In The Hertz Corp. v. Frissora case, Hertz is trying to recover $70 million in incentive payments and $200 million for related damages from former executives (CEO, CFO and GC). The claim is that the executives fostered an aggressive company culture that led to financial statements being restatement. Hertz claims the inappropriate "tone at the top" led to the executives breaching their duties and thus triggered the company's clawback policy.
In Tornetta v. Musk, stockholders are claiming the controlling stockholder and CEO’s award of stock options of $55.8 billion was a breach of the CEO and board of directors fiduciary duty, unjust enrichment, and corporate waste. The case moved forward with the corporate waste claim dismissed, but the court applied the entire fairness standard of review and said the company had not met the requirement that an independent board committee be utilized for setting compensation.
Empowered Global Public Increases Scrutiny of Compensation
These are just samples of the types of ongoing litigation involving board of directors and top executives. There is pressure on companies to align director and executive pay with performance.

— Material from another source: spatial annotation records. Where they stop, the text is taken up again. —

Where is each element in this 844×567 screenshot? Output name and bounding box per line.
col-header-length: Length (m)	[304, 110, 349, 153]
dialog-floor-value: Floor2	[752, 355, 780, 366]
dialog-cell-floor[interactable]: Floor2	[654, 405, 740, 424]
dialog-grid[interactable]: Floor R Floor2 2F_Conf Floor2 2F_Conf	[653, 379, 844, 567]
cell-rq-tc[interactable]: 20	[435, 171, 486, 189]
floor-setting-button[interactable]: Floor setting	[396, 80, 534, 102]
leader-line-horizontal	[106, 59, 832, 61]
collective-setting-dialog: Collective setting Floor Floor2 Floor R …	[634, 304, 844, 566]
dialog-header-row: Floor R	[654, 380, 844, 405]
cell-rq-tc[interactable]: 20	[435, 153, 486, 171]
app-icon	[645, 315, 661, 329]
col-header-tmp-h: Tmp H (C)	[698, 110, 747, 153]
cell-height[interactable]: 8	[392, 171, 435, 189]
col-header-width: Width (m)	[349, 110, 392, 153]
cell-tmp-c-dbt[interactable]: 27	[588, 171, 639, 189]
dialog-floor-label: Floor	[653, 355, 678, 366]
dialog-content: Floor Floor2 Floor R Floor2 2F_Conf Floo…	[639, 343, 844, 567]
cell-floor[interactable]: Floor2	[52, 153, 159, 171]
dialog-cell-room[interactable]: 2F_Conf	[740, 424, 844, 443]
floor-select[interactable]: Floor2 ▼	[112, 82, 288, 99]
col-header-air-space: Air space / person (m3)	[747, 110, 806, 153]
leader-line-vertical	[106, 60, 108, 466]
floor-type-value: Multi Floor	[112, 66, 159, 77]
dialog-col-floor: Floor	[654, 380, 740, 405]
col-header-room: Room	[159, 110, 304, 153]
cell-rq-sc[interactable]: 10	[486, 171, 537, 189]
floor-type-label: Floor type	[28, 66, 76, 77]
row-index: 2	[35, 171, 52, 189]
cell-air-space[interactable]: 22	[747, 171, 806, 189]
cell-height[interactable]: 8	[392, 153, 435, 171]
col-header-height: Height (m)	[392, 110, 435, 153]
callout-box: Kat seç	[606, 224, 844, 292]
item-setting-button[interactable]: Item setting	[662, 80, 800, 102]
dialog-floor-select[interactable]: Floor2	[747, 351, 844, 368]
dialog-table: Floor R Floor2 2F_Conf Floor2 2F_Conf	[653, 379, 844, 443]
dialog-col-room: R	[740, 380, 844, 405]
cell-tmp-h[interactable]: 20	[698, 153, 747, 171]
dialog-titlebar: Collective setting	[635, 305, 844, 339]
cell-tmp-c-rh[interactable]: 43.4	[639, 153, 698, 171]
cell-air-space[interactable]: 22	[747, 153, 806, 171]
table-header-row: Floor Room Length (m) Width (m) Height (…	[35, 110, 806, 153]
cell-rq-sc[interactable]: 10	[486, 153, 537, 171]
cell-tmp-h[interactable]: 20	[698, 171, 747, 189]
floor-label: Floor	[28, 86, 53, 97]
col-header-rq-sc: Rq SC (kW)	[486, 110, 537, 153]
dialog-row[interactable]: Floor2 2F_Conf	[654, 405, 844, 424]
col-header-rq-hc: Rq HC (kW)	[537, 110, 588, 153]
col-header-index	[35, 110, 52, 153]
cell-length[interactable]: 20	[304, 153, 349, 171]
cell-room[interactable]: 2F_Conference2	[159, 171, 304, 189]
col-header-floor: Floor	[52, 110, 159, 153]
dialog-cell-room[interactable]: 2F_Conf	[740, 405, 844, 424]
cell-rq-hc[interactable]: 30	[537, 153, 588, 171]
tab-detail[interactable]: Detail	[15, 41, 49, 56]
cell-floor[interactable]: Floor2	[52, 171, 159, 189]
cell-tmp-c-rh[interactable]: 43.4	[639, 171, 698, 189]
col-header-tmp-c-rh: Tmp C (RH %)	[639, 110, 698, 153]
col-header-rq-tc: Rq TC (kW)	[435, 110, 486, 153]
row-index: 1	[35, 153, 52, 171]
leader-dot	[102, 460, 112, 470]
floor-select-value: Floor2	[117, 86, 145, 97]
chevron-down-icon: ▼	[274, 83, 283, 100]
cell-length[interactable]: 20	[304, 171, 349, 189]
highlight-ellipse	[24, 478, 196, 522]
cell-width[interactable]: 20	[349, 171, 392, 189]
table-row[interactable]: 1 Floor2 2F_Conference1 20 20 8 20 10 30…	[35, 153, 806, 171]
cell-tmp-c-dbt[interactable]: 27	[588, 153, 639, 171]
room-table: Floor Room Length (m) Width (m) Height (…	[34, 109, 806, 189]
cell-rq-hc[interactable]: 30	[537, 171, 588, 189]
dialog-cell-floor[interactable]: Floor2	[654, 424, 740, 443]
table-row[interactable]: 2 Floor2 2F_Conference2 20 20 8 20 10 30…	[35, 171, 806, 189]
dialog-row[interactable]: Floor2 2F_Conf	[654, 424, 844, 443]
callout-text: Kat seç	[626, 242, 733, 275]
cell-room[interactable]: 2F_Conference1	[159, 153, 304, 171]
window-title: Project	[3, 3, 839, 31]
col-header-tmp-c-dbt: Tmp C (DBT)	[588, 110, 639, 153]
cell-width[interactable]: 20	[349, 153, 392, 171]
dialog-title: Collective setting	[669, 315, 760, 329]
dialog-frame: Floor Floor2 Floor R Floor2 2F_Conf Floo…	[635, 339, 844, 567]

The complication is that companies do not always clearly explain how they reach compensation decisions at the highest corporate levels.
Combine this fact with investors and the public are paying more attention to director and executive performance, and the scene is set for litigation that may or may not be justified. Investors today are more engaged – even small investors – and this places a responsibility on the company to be transparent about things like a costly compensation package for a CEO who may or may not succeed, comparison to peers, the compensation model, and how compensation is linked to performance.
This is not an issue limited to the United States. There is discussion among Europe's politicians, finance ministers, and legislators to curb executive pay and awards for CEOs who leave the company with large severance packages. Luxembourg Prime Minister Jean-Claude Juncker called soaring corporate compensation a "social scourge." French President Nicolas Sarkozy wants a debate on implementing European-wide pay limits for CEOs. Prompting these statements is Europe's economic slowdown, a struggling financial industry, and shareholder and public demands for accountability for company underperformance.
Develop a Defensible Compensation Plan
To reduce the possibility of litigation, companies need to put several safeguards in place. One is ensuring there is a defensible policy and procedure for setting executive and director compensation. Defensible means a compensation committee takes certain factors into consideration, like peer company compensations, proposal of an independent compensation consultant, performance targets, future plans, and so on.
How CEOs and directors talk and act does matter today. Paying large salaries to people who act like "royalty" will not sit well with the public or stockholders who have a much louder voice thanks to the internet.
Ideally, large awards to executives who also are controlling stockholders should be approved by an independent committee and put to a vote by disinterested stockholders. Full and enhanced proxy disclosure of compensation setting is advised
Prove it
Companies prefer courts to judge litigation based on a business judgment review instead of the entire fairness standard of review. The entire fairness standard gives the judge much more leeway in determining the case.
Maintaining high-quality documentation of the company's decision-making process for director and executive compensation and awards setting is imperative. Every aspect of compensation is subject to explanation – compensation, bonuses, stock options, golden parachutes.
The public and shareholders want to know the figures are independently derived and defensible. Companies say they must pay these huge amounts of money to attract and retain the most qualified directors and executives. Stakeholders say, "Prove it."